SE9200349L - PROCEDURES IN SPEECH ANALYSIS FOR DETERMINATION OF APPROPRIATE FORM FREQUENCY

Info

Publication number: SE9200349L
Application number: SE9200349A
Authority: SE
Inventors: J Kaja
Original assignee: Televerket
Priority date: 1992-02-07
Filing date: 1992-02-07
Publication date: 1993-03-22
Also published as: SE468829B; DE69318223T2; EP0579812B1; AU658724B2; DE69318223D1; WO1993016465A1; SE9200349D0; US6289305B1; AU3577893A; EP0579812A1

Abstract

A process for speech analysis and more specifically an automatic process for the analysis of continuous speech. The waveshape of the speech is described with the aid of the resonant frequencies, formants, which arise in the speech organ.

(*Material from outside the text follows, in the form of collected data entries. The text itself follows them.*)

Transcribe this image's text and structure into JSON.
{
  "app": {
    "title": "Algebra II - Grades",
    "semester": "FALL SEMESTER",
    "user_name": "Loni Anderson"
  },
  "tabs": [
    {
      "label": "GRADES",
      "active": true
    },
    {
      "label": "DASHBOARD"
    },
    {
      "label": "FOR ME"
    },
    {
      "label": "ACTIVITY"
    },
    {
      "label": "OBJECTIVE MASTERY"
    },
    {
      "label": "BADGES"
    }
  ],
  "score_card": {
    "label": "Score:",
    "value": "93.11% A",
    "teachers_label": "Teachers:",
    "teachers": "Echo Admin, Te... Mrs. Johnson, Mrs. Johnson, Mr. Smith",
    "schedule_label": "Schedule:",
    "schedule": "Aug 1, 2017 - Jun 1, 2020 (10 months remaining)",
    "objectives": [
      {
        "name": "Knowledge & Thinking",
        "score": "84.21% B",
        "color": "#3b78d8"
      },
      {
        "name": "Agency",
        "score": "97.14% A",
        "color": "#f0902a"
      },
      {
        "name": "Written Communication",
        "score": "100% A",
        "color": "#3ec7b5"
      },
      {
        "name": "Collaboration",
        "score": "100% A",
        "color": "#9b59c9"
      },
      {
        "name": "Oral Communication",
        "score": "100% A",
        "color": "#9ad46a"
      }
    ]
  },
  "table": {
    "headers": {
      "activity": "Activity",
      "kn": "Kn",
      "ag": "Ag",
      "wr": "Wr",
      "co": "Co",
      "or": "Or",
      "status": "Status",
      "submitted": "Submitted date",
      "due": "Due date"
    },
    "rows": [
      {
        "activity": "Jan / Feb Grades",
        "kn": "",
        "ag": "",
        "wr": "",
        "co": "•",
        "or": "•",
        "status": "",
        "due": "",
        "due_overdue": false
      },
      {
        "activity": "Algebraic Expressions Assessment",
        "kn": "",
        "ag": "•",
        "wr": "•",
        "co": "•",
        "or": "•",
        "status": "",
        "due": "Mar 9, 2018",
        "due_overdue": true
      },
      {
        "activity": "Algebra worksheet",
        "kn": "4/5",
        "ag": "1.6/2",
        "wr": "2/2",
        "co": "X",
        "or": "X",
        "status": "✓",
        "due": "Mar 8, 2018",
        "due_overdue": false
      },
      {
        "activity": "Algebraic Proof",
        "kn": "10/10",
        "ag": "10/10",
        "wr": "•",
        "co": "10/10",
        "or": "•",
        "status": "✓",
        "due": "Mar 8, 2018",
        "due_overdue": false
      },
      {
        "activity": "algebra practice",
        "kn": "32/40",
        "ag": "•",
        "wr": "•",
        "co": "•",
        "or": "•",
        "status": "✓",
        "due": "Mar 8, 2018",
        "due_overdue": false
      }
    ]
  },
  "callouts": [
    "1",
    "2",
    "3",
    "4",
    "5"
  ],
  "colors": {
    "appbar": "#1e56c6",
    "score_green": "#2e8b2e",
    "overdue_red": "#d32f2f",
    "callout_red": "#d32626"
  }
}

The process determines suitable frequencies for the formants from an utterance by dividing the utterance into time frames and analyzing the utterance by linear prediction in order to determine roots of the denominator polynomial and thereby frequency values for each frame. The utterance is divided into voiced regions and in each voiced region the centers of vowel sounds are established in order to obtain a number of starting points. Tracks are formed from the starting points by sorting the roots from frame to frame so that old and new roots are linked together. Factors of merit are calculated for the tracks relative to formants and the tracks are distributed to formants in accordance with the factors of merit. The factors of merit take into consideration the bandwidth, continuity and relation to the formants of the tracks. The process gives a global optimisation by delaying the formant allocation until a complete voiced region has been analyzed. By linking the tracks together in this way, additional/false resonances can be controlled, which resonances arise in association with linear prediction.